И нетвердой походкой он повел меня к выходу. Люди пялились на меня — на меня, побывавшего сегодня в объятиях богини.
Глава 16
Ибо, думал я на следующее утро, направляясь в Мидлендс сквозь английскую весну, хаоса было уже предостаточно. Пусть смерть моего отца уравновесится возрождением брака. Уинтерботтом сидел напротив — нервный новобрачный, чисто выбритый, в чистой сорочке. Он полночи проторчал в ванной, избавляясь от бороды с помощью моих ножниц и моей же бритвы. Я же тем временем спал мертвым сном, как мой отец.

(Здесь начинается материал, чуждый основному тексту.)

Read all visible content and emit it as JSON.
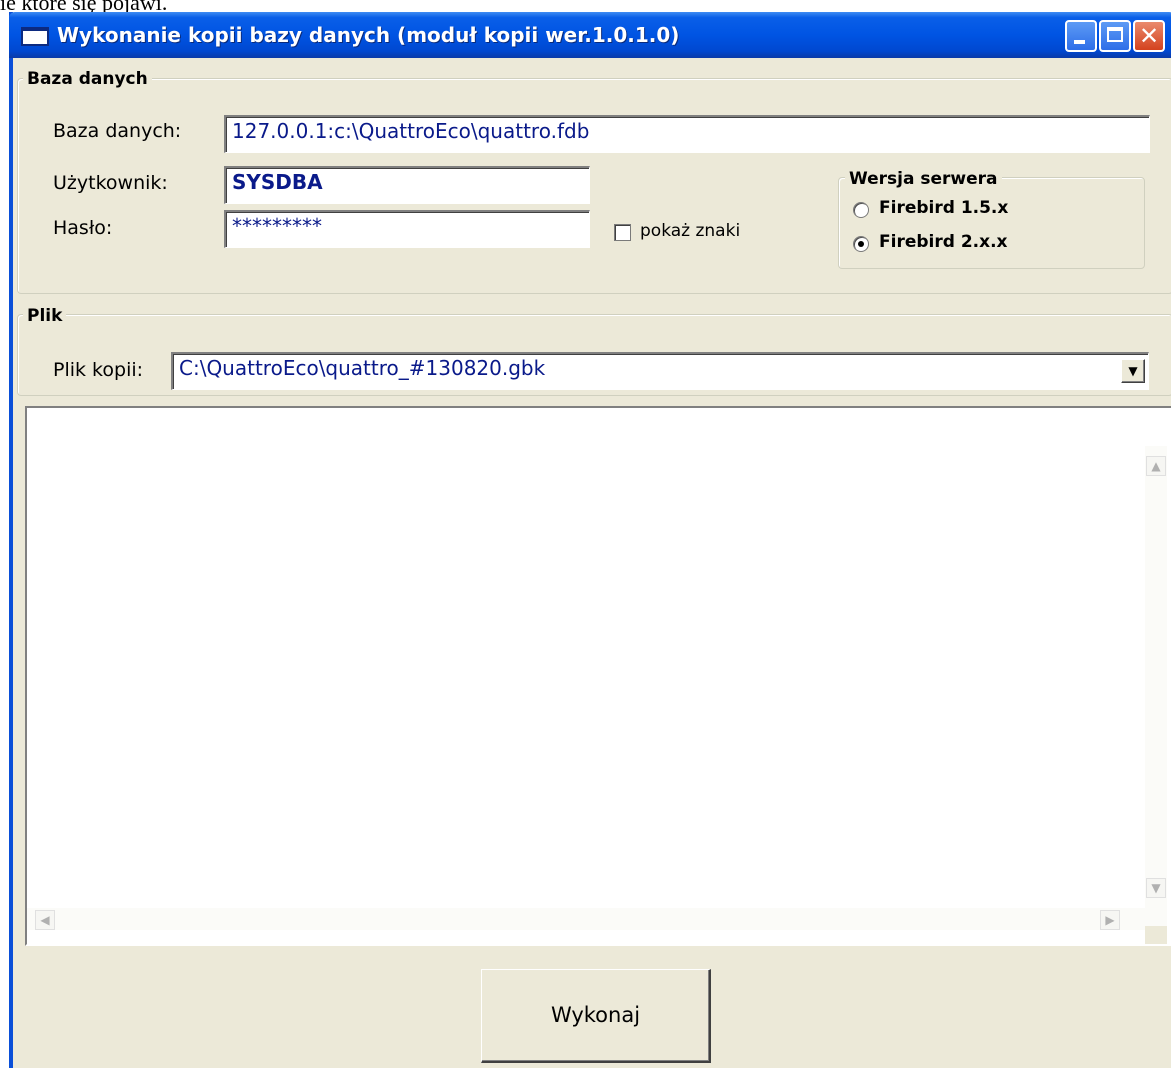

Теперь я ломал голову над тем, что именно я должен сделать в связи с этой смертью. Похороны, некролог в местной газете, официальная регистрация события? Не должен ли кто-то взять на себя организацию чего-то вроде поминального банкета — ветчина, язык, крепкий чай, смелые шуточки распорядителя в черном, предлагающего выпить по глоточку виски? А еще завещание, его утверждение, судьба Холмана Ханта и Розы Бонёр, и маленькой библиотеки, настоящего музея печатного дела. Все его галстуки, все его рубашки, все его пальто. Я окинул взглядом вытянувшегося напротив Уинтерботтома, смотревшегося оборванцем в углу купе первого класса. Надо будет обязательно отдать ему какое-нибудь из отцовских пальто.